Gleich nach dem Aufstehen Donna Tartts The Secret History weiter- und dann ausgelesen. Ich war sehr gefangen (was erst mal nichts heißen muss, außer dass es mich nicht durch schlechte Sprache, durch Klischees oder Unwahrscheinlichkeiten aus der Spannung riss) von dem Roman über sechs Altphilologie-Studenten an einem Ostküsten-College – die einen der ihren ermorden, damit beginnt die Geschichte. Erzählt wird sie von einem weiteren der sechs, einem Kalifornier aus einfachen Verhältnissen.

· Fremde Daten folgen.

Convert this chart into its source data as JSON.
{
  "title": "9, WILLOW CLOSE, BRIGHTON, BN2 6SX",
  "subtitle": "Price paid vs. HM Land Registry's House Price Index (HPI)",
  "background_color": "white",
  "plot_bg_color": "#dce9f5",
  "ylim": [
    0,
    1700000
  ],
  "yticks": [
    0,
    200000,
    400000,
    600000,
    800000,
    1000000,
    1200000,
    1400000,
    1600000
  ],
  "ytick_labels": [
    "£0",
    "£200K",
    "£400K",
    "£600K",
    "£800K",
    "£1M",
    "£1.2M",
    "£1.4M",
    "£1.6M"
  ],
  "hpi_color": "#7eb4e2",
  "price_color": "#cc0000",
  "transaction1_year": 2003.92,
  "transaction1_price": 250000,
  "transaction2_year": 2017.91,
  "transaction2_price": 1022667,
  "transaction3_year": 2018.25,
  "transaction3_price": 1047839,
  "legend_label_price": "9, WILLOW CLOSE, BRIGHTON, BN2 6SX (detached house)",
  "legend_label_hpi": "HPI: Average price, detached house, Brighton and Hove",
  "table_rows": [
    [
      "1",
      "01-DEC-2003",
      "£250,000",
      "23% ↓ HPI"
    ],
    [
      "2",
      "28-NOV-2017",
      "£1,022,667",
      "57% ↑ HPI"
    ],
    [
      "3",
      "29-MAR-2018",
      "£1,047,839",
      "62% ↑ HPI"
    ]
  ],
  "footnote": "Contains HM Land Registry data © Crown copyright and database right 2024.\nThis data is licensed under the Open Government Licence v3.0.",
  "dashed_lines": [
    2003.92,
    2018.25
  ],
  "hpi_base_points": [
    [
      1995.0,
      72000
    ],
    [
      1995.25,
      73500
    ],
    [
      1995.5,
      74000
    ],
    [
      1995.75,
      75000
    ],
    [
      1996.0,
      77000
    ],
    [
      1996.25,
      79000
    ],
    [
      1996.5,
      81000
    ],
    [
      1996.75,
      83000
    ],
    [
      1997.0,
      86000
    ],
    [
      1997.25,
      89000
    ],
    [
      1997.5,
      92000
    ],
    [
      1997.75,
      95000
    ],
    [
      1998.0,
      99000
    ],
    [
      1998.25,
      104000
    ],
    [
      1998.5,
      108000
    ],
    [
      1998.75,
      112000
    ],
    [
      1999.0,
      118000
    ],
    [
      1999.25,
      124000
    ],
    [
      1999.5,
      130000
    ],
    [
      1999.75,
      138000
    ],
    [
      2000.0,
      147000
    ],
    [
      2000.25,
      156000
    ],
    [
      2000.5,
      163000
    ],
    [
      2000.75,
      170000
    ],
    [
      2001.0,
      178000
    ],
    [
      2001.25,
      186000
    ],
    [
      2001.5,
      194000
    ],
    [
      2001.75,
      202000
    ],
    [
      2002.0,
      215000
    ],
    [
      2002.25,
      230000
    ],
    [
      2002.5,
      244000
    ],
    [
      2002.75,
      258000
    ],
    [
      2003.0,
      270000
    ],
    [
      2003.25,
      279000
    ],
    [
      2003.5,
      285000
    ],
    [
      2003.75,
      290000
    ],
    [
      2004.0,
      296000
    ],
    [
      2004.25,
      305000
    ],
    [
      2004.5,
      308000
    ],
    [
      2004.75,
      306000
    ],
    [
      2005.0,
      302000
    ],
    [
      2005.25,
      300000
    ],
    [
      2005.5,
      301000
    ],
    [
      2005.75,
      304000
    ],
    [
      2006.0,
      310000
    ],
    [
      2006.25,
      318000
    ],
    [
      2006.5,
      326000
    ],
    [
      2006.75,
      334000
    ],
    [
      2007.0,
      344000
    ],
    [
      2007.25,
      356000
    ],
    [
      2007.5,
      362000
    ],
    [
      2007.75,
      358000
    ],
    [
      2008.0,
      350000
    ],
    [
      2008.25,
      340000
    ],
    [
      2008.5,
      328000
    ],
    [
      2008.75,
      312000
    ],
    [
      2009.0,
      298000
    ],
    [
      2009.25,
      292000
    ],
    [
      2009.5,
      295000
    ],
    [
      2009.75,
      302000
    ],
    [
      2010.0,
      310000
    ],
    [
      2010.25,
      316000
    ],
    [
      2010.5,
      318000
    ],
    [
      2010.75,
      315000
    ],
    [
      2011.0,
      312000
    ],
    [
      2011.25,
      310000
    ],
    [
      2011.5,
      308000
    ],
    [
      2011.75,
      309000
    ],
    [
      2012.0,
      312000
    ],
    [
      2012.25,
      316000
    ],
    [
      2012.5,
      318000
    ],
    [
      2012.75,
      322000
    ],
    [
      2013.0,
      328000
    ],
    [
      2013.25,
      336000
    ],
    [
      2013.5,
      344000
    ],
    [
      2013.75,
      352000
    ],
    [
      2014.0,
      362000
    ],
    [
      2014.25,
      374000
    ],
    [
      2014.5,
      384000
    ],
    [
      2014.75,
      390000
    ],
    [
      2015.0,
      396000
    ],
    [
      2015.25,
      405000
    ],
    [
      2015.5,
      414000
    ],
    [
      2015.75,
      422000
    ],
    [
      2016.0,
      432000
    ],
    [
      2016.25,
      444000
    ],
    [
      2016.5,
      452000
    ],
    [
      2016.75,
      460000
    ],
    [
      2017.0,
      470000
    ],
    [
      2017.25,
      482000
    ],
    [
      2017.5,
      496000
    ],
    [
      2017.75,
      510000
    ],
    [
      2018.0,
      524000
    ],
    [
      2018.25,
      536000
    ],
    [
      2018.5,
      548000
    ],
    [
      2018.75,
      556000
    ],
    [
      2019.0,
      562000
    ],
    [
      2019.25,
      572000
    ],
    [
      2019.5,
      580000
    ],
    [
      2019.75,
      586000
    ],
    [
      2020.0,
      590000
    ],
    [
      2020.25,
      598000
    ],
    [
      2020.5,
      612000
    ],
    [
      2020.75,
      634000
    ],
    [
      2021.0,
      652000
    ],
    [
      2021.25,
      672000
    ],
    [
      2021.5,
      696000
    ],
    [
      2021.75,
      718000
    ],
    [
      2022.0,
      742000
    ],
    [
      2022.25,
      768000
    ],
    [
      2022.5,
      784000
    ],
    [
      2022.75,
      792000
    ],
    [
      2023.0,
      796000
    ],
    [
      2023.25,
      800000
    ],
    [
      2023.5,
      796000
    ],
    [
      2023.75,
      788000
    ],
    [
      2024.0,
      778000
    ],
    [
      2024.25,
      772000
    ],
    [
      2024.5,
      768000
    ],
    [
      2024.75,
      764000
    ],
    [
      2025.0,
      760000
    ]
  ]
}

Mir gefiel besonders gut, wie vage Donna Tartt die zeitliche Verortung lässt. Wir bekommen zwar immer wieder recht klare Zeitbezüge, aber sie passen nicht zusammen. Mal könnten wir in den 50ern sein (der Rom-Aufenthalt von Henry und Bunny rief bei mir durchwegs Bilder aus The Talented Mr. Ripley hervor), dann wieder heißt es beim Anruf bei einer Fluglinie, dass dort in einem Computer nachgesehen wird. Doch niemand von den Studenten scheint einen Computer zu benutzen, nur ein paar mechanische Schreibmaschinen werden erwähnt. Im Kino laufen sowohl Stummfilme also auch typische Muster der 70er. Zum Telefonieren geht der Ich-Erzähler in eine Telefonzelle, doch eine Kommilitonin ist mit ihrer Kunst im ausgehenden 20. Jahrhundert angesiedelt.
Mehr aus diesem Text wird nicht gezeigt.